Search code examples
selectcassandracql

How to select last timestamp by distinct columns?


Suppose there is table like this:

| user_id | location_id | datetime            | other_field |
| ------- | ----------- | ------------------- | ----------- |
| 12      | 1           | 2020-02-01 10:00:00 | asdqwe      |
| 12      | 1           | 2020-02-01 10:30:00 | asdqwe      |
| 12      | 2           | 2020-02-01 10:40:00 | asdqwe      |
| 12      | 2           | 2020-02-01 10:50:00 | asdqwe      |
| 13      | 1           | 2020-02-01 10:10:00 | asdqwe      |
| 13      | 1           | 2020-02-01 10:20:00 | asdqwe      |
| 14      | 3           | 2020-02-01 09:00:00 | asdqwe      |

I want to select last datetime of each distinct user_id and location_id.
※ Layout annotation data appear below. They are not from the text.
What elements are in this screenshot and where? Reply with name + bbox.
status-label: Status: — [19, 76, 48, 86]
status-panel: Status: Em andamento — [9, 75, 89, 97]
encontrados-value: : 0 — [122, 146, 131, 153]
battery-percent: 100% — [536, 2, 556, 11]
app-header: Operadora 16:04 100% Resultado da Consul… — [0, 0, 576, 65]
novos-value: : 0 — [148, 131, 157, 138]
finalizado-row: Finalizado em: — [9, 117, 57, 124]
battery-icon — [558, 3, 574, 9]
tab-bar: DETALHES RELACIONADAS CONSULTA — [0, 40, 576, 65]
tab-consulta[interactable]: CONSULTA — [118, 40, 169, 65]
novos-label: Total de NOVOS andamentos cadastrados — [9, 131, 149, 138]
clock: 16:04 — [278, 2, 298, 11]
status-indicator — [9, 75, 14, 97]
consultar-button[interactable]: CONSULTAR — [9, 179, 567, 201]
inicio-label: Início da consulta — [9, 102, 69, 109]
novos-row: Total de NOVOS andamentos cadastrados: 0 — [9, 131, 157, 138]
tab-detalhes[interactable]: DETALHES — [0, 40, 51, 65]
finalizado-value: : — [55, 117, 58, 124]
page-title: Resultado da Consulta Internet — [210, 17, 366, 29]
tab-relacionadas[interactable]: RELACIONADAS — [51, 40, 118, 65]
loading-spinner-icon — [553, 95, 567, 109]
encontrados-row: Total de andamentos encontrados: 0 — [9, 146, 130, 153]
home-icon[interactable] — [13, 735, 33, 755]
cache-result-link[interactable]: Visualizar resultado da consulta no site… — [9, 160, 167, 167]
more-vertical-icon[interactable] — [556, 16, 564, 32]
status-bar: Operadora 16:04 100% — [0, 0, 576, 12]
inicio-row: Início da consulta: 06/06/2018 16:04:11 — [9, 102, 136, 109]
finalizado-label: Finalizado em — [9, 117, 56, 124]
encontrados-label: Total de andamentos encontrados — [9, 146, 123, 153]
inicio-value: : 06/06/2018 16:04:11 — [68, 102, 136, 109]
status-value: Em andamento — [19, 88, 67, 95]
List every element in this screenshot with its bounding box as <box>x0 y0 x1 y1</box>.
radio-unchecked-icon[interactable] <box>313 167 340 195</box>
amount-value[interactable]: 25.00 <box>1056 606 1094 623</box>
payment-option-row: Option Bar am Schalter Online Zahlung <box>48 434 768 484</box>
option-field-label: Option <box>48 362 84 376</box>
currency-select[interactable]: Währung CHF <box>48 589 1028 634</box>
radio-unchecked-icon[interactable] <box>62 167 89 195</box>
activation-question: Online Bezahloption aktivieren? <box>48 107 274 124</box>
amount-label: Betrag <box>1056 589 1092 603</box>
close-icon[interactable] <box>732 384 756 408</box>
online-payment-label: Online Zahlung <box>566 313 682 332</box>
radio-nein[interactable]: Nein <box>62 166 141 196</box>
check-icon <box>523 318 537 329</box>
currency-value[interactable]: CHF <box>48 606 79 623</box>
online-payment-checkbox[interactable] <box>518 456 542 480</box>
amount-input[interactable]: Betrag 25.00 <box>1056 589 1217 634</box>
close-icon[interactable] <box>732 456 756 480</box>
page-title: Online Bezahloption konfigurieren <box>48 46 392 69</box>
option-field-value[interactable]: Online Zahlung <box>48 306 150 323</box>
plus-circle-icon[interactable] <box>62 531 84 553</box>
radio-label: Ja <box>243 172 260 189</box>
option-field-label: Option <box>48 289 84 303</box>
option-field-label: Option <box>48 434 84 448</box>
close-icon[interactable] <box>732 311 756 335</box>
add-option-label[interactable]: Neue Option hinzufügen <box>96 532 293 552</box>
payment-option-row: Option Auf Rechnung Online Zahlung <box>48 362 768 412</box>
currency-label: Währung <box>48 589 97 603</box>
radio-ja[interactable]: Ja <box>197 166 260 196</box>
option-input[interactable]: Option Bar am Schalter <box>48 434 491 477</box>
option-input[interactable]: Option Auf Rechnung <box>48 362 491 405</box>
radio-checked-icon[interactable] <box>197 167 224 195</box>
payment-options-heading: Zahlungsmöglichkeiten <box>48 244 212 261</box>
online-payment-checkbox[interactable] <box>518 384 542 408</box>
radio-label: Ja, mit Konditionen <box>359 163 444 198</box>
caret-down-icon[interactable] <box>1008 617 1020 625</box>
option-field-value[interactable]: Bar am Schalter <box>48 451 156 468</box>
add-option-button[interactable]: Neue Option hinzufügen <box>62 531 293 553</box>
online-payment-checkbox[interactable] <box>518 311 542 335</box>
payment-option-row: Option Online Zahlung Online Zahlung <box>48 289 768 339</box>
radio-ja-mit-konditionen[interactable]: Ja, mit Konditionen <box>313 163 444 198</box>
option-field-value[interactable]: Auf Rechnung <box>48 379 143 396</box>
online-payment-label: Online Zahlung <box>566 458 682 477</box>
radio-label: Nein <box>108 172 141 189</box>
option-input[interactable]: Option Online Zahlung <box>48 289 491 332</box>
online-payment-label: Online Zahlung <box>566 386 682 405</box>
This is what result I am looking for:

| user_id | location_id | datetime            | other_field |
| ------- | ----------- | ------------------- | ----------- |
| 12      | 1           | 2020-02-01 10:30:00 | asdqwe      |
| 12      | 2           | 2020-02-01 10:50:00 | asdqwe      |
| 13      | 1           | 2020-02-01 10:20:00 | asdqwe      |
| 14      | 3           | 2020-02-01 09:00:00 | asdqwe      |

Here is the table description:

CREATE TABLE mykeyspace.mytable (
    user_id int,
    location_id int,
    datetime timestamp,
    other_field text,
    PRIMARY KEY ((user_id, location_id, other_field), datetime)
) WITH CLUSTERING ORDER BY (datetime ASC)
    AND read_repair_chance = 0.0
    AND dclocal_read_repair_chance = 0.1
    AND gc_grace_seconds = 864000
    AND bloom_filter_fp_chance = 0.01
    AND caching = { 'keys' : 'ALL', 'rows_per_partition' : 'NONE' }
    AND comment = ''
    AND compaction = { 'class' : 'org.apache.cassandra.db.compaction.SizeTieredCompactionStrategy', 'max_threshold' : 32, 'min_threshold' : 4 }
    AND compression = { 'chunk_length_in_kb' : 64, 'class' : 'org.apache.cassandra.io.compress.LZ4Compressor' }
    AND default_time_to_live = 0
    AND speculative_retry = '99PERCENTILE'
    AND min_index_interval = 128
    AND max_index_interval = 2048
    AND crc_check_chance = 1.0
    AND cdc = false;

Solution

  • For such things, CQL has "PER PARTITION LIMIT" clause (available in Cassandra 3.6+ IIRC). But to use on your table, you need to change table definition to CLUSTERING ORDER BY (datetime DESC), and then you could write:

    select * from prospacedb.quarter_utilisation per partition limit 1;
    

    and get row with latest timestamp for every partition key you have.